Volume 4, Issue 2 (July 2015)
Over three decades, Bud Williams (with the indispensable aid of his wife, Eunice) taught 146 two- and three-day stockmanship schools that focused on low-stress livestock handling, and about the same number of shorter programs. Bud and Eunice’s daughter, Tina, and son-in-law, Richard McConnell, have attended nine of those schools. Richard and Tina are now conducting their own stockmanship schools which are faithful renditions of Bud’s. So, I am pleased that they consented to be profiled and interviewed, as well as each contribute an article, to this issue.
Kent Reeves of The Whole Picture Consulting, LLC, reports on the first ever symposium, “Stockmanship: Managing Rangelands with Effective Low-Stress Livestock Handling” for the 68th Society for Range Management Annual Meeting held last February in Sacramento.

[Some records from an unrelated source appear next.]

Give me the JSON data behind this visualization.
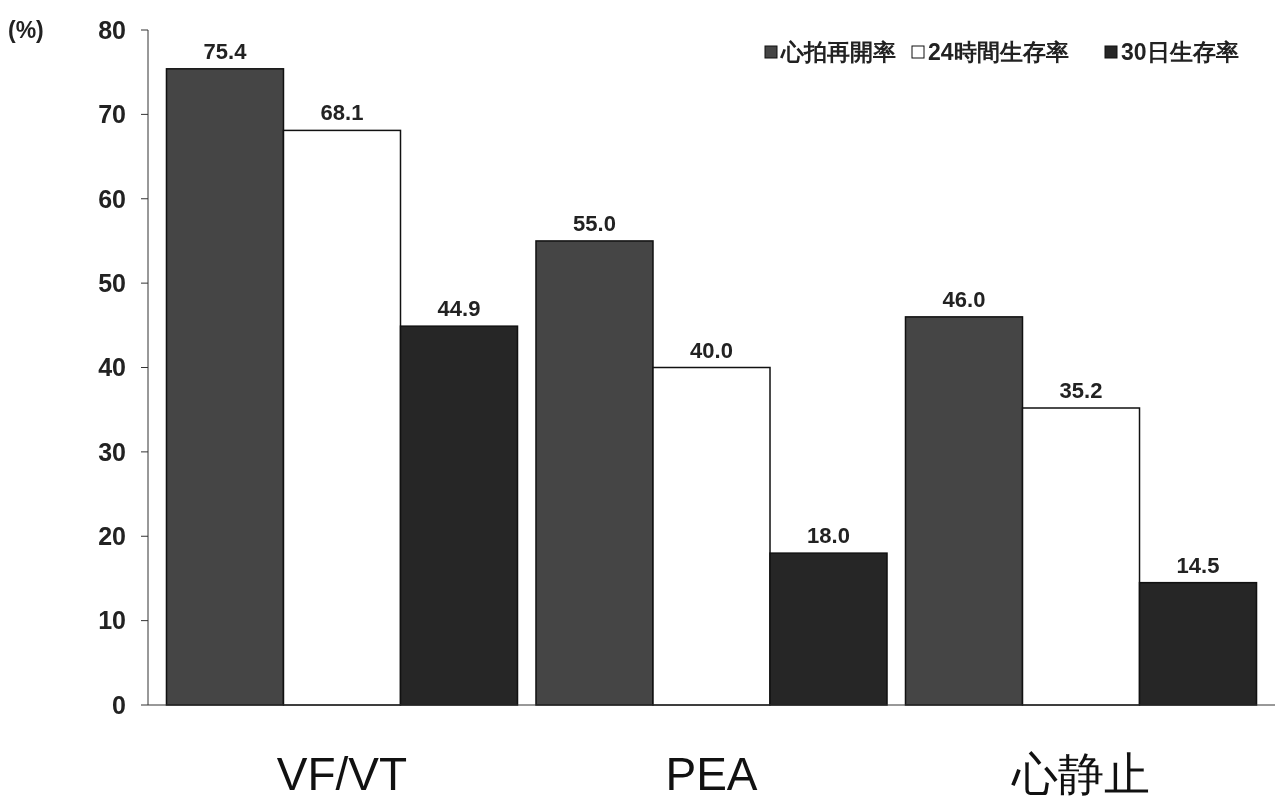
{
  "chart_data": {
    "type": "bar",
    "ylabel": "(%)",
    "categories": [
      "VF/VT",
      "PEA",
      "心静止"
    ],
    "series": [
      {
        "name": "心拍再開率",
        "color": "#454545",
        "values": [
          75.4,
          55.0,
          46.0
        ],
        "value_labels": [
          "75.4",
          "55.0",
          "46.0"
        ]
      },
      {
        "name": "24時間生存率",
        "color": "#ffffff",
        "values": [
          68.1,
          40.0,
          35.2
        ],
        "value_labels": [
          "68.1",
          "40.0",
          "35.2"
        ]
      },
      {
        "name": "30日生存率",
        "color": "#262626",
        "values": [
          44.9,
          18.0,
          14.5
        ],
        "value_labels": [
          "44.9",
          "18.0",
          "14.5"
        ]
      }
    ],
    "ylim": [
      0,
      80
    ],
    "yticks": [
      0,
      10,
      20,
      30,
      40,
      50,
      60,
      70,
      80
    ],
    "grid": false,
    "legend": "top right"
  }
}
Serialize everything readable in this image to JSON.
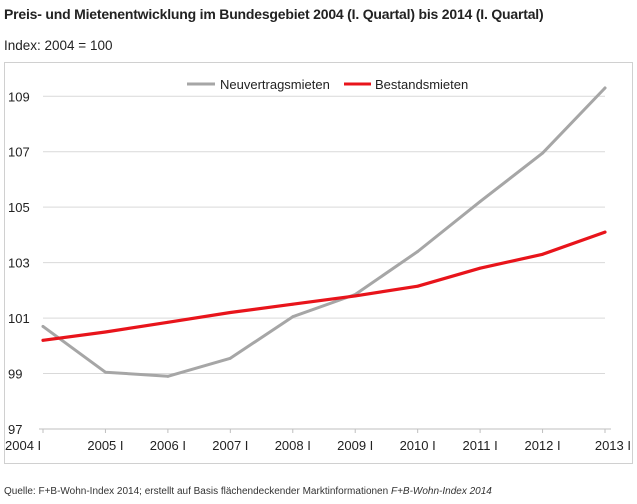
{
  "title": "Preis- und Mietenentwicklung im Bundesgebiet 2004 (I. Quartal) bis 2014 (I. Quartal)",
  "subtitle": "Index: 2004 = 100",
  "source_prefix": "Quelle: F+B-Wohn-Index 2014; erstellt auf Basis flächendeckender Marktinformationen ",
  "source_italic": "F+B-Wohn-Index 2014",
  "colors": {
    "neu": "#a6a6a6",
    "bestand": "#e8141b",
    "grid": "#d9d9d9",
    "text": "#222222"
  },
  "chart_data": {
    "type": "line",
    "title": "Preis- und Mietenentwicklung im Bundesgebiet 2004 (I. Quartal) bis 2014 (I. Quartal)",
    "subtitle": "Index: 2004 = 100",
    "categories": [
      "2004 I",
      "2005 I",
      "2006 I",
      "2007 I",
      "2008 I",
      "2009 I",
      "2010 I",
      "2011 I",
      "2012 I",
      "2013 I"
    ],
    "y_ticks": [
      97,
      99,
      101,
      103,
      105,
      107,
      109
    ],
    "ylim": [
      97,
      110.2
    ],
    "grid": "horizontal",
    "legend_position": "top",
    "series": [
      {
        "name": "Neuvertragsmieten",
        "color": "#a6a6a6",
        "values": [
          100.7,
          99.05,
          98.9,
          99.55,
          101.05,
          101.85,
          103.4,
          105.2,
          106.95,
          109.3
        ]
      },
      {
        "name": "Bestandsmieten",
        "color": "#e8141b",
        "values": [
          100.2,
          100.5,
          100.85,
          101.2,
          101.5,
          101.8,
          102.15,
          102.8,
          103.3,
          104.1
        ]
      }
    ]
  }
}
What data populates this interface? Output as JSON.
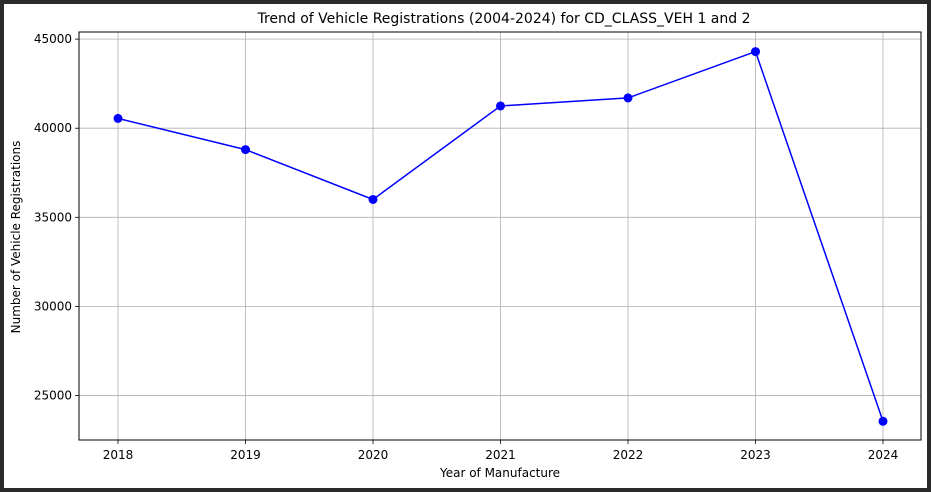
{
  "chart_data": {
    "type": "line",
    "title": "Trend of Vehicle Registrations (2004-2024) for CD_CLASS_VEH 1 and 2",
    "xlabel": "Year of Manufacture",
    "ylabel": "Number of Vehicle Registrations",
    "x": [
      "2018",
      "2019",
      "2020",
      "2021",
      "2022",
      "2023",
      "2024"
    ],
    "series": [
      {
        "values": [
          40550,
          38800,
          36000,
          41250,
          41700,
          44300,
          23550
        ],
        "color": "#0000ff",
        "marker": "circle"
      }
    ],
    "yticks": [
      25000,
      30000,
      35000,
      40000,
      45000
    ],
    "ylim": [
      22500,
      45400
    ],
    "grid": true,
    "legend": false
  }
}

This issue also includes a lengthy article, Cattle Handling in Early North America: An Historical Analysis, which examines what the historical record has to teach us about that subject, and explores and explodes several common myths in the process.
We also are fortunate to have an article by the wildlife biologist at Theodore Roosevelt National Park, Blake McCann, Ph.D., on his innovative research in applying low-stress livestock handling as a tool for managing the wild horses in the park.
In a complementary piece in the Applied Stockmanship section, I report on my experiences rounding up wild horses in Theodore Roosevelt National Park using the principles and techniques of low-stress livestock handling.
The issue finishes with the Mythbusters, Research Pearls, Instructional Materials Review, and Resources sections.